Re: FOLG-DIS 28.  http://stderr.org/pipermail/inquiry/2005-November/003184.html
In: FOLG-DIS.     http://stderr.org/pipermail/inquiry/2005-November/thread.html#3167

Which was followed by some clarifying discussion:

JA: I do not understand your perception that
    Peirce uses "pure symbol" loosely in what
    I have labelled as Statement 1 ...
           
GR: Then we are not in disagreement, for as I've stated, I think Peirce uses the
    expression "pure symbol" loosely NOT in connection with your Statement 1, but
    elsewhere (of course I could only touch upon that territory in a brief post).
    So I don't really think we are in disagreement in that matter.

GR: In fact, I don't see much of anything to disagree with in
    your post, Jon, and that's quite gratifying, I must say.

JA: Okay, got it -- I blame the sinus headache
    that I don't have the good sense not to
    try and work in spite of -- speaking
    of involutory negations ..

GR: I know this kind of negation intimately myself --
    I hope your head is feeling better when you read this.

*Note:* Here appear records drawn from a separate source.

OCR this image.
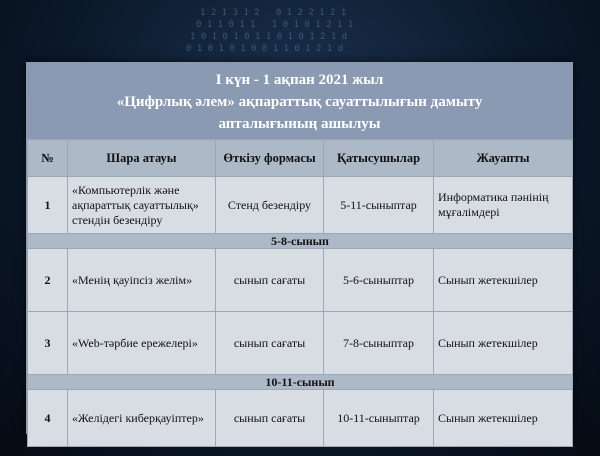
1 2 1 3 1 2   0 1 2 2 1 2 1

0 1 1 0 1 1   1 0 1 0 1 2 1 1

1 0 1 0 1 0 1 1 0 1 0 1 2 1 d

0 1 0 1 0 1 0 0 1 1 0 1 2 1 d

І күн - 1 ақпан 2021 жыл
«Цифрлық әлем» ақпараттық сауаттылығын дамыту
апталығының ашылуы
№	Шара атауы	Өткізу формасы	Қатысушылар	Жауапты
1	«Компьютерлік және ақпараттық сауаттылық» стендін безендіру	Стенд безендіру	5-11-сыныптар	Информатика пәнінің мұғалімдері
5-8-сынып				
2	«Менің қауіпсіз желім»	сынып сағаты	5-6-сыныптар	Сынып жетекшілер
3	«Web-тәрбие ережелері»	сынып сағаты	7-8-сыныптар	Сынып жетекшілер
10-11-сынып				
4	«Желідегі киберқауіптер»	сынып сағаты	10-11-сыныптар	Сынып жетекшілер
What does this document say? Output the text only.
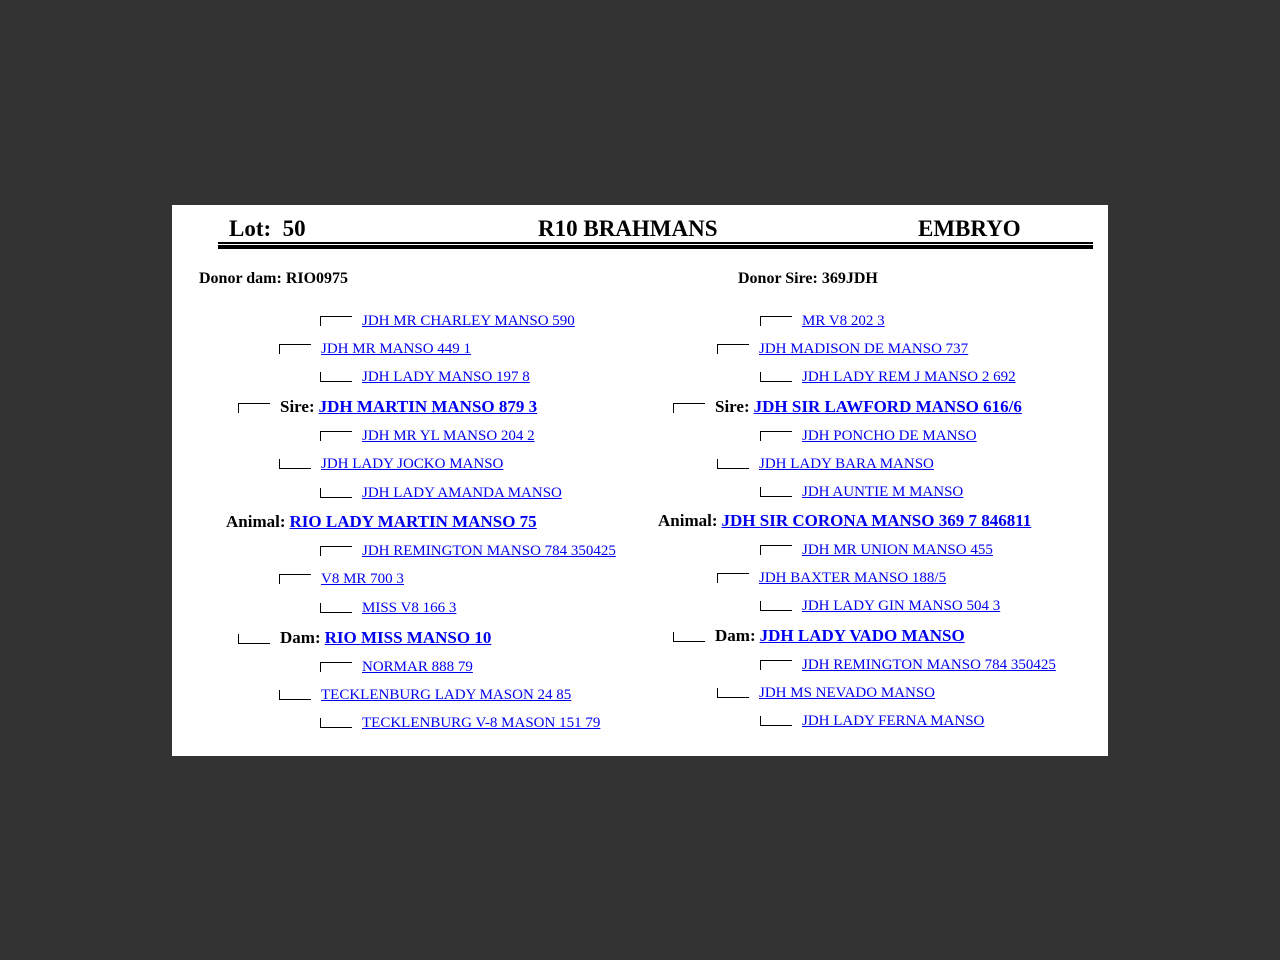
Lot:  50	R10 BRAHMANS	EMBRYO
Donor dam: RIO0975	Donor Sire: 369JDH
JDH MR CHARLEY MANSO 590
JDH MR MANSO 449 1
JDH LADY MANSO 197 8
Sire: JDH MARTIN MANSO 879 3
JDH MR YL MANSO 204 2
JDH LADY JOCKO MANSO
JDH LADY AMANDA MANSO
Animal: RIO LADY MARTIN MANSO 75
JDH REMINGTON MANSO 784 350425
V8 MR 700 3
MISS V8 166 3
Dam: RIO MISS MANSO 10
NORMAR 888 79
TECKLENBURG LADY MASON 24 85
TECKLENBURG V-8 MASON 151 79
MR V8 202 3
JDH MADISON DE MANSO 737
JDH LADY REM J MANSO 2 692
Sire: JDH SIR LAWFORD MANSO 616/6
JDH PONCHO DE MANSO
JDH LADY BARA MANSO
JDH AUNTIE M MANSO
Animal: JDH SIR CORONA MANSO 369 7 846811
JDH MR UNION MANSO 455
JDH BAXTER MANSO 188/5
JDH LADY GIN MANSO 504 3
Dam: JDH LADY VADO MANSO
JDH REMINGTON MANSO 784 350425
JDH MS NEVADO MANSO
JDH LADY FERNA MANSO
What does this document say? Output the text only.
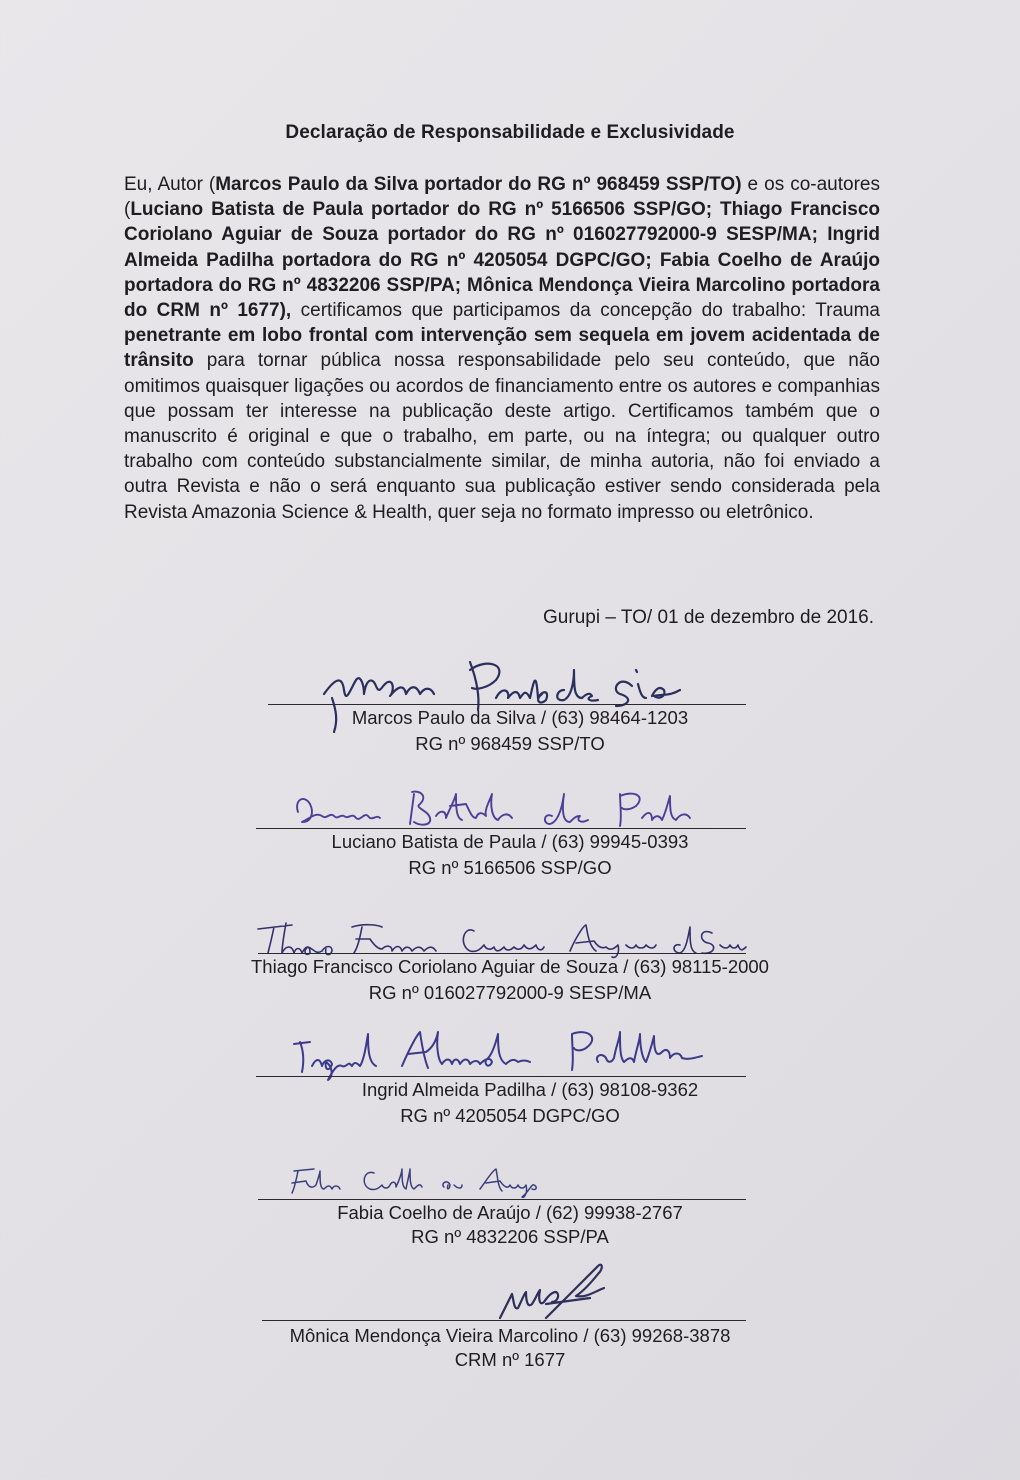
Declaração de Responsabilidade e Exclusividade
Eu, Autor (Marcos Paulo da Silva portador do RG nº 968459 SSP/TO) e os co-autores (Luciano Batista de Paula portador do RG nº 5166506 SSP/GO; Thiago Francisco Coriolano Aguiar de Souza portador do RG nº 016027792000-9 SESP/MA; Ingrid Almeida Padilha portadora do RG nº 4205054 DGPC/GO; Fabia Coelho de Araújo portadora do RG nº 4832206 SSP/PA; Mônica Mendonça Vieira Marcolino portadora do CRM nº 1677), certificamos que participamos da concepção do trabalho: Trauma penetrante em lobo frontal com intervenção sem sequela em jovem acidentada de trânsito para tornar pública nossa responsabilidade pelo seu conteúdo, que não omitimos quaisquer ligações ou acordos de financiamento entre os autores e companhias que possam ter interesse na publicação deste artigo. Certificamos também que o manuscrito é original e que o trabalho, em parte, ou na íntegra; ou qualquer outro trabalho com conteúdo substancialmente similar, de minha autoria, não foi enviado a outra Revista e não o será enquanto sua publicação estiver sendo considerada pela Revista Amazonia Science & Health, quer seja no formato impresso ou eletrônico.
Gurupi – TO/ 01 de dezembro de 2016.
Marcos Paulo da Silva / (63) 98464-1203
RG nº 968459 SSP/TO
Luciano Batista de Paula / (63) 99945-0393
RG nº 5166506 SSP/GO
Thiago Francisco Coriolano Aguiar de Souza / (63) 98115-2000
RG nº 016027792000-9 SESP/MA
Ingrid Almeida Padilha / (63) 98108-9362
RG nº 4205054 DGPC/GO
Fabia Coelho de Araújo / (62) 99938-2767
RG nº 4832206 SSP/PA
Mônica Mendonça Vieira Marcolino / (63) 99268-3878
CRM nº 1677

GR: Perhaps I should note (not quite in passing & to drum home the point as
    decisively as I can even at the risk of being repetitious) that whatever
    the pure or rich symbol may be, and even if Peirce may have confusedly
    (so, sub-optimally terminologically, in my opinion) used the expression
    "pure symbol" to refer both to (1) any symbol of reality apart from
    a given embodiment of it in an actual signification through semiosis,
    as well as, 2) those symbols which are  "neither iconic nor indicative,
    like the words and, or, of, etc." and so perhaps more properly designated
    "pure symbols", both of these kinds -- and perhaps other types and indeed
    all symbols -- require replicas to "participate"  in semiosis.

Gary, Peirce List,

In the fields that I've passed through, these sorts of issues have
outgrown their problematic childhoods a long time ago.  In AI, many
of the most basic insights of Peirce were ushered in under escort of
what its founders called the "physical symbol system hypothesis" (PSSH),
and in math these things are handled by many-layered refinement orderings
of equivalence relations and equivalence classes.  The point is that we are
always working between at least two floors, one relatively abstract or general
and one relatively concrete or special.  As for the words that so often get in
the way -- that's why we have definitions.  As long as we know what sense makes
sense in a given context we can be more tolerant toward the spells that we cast.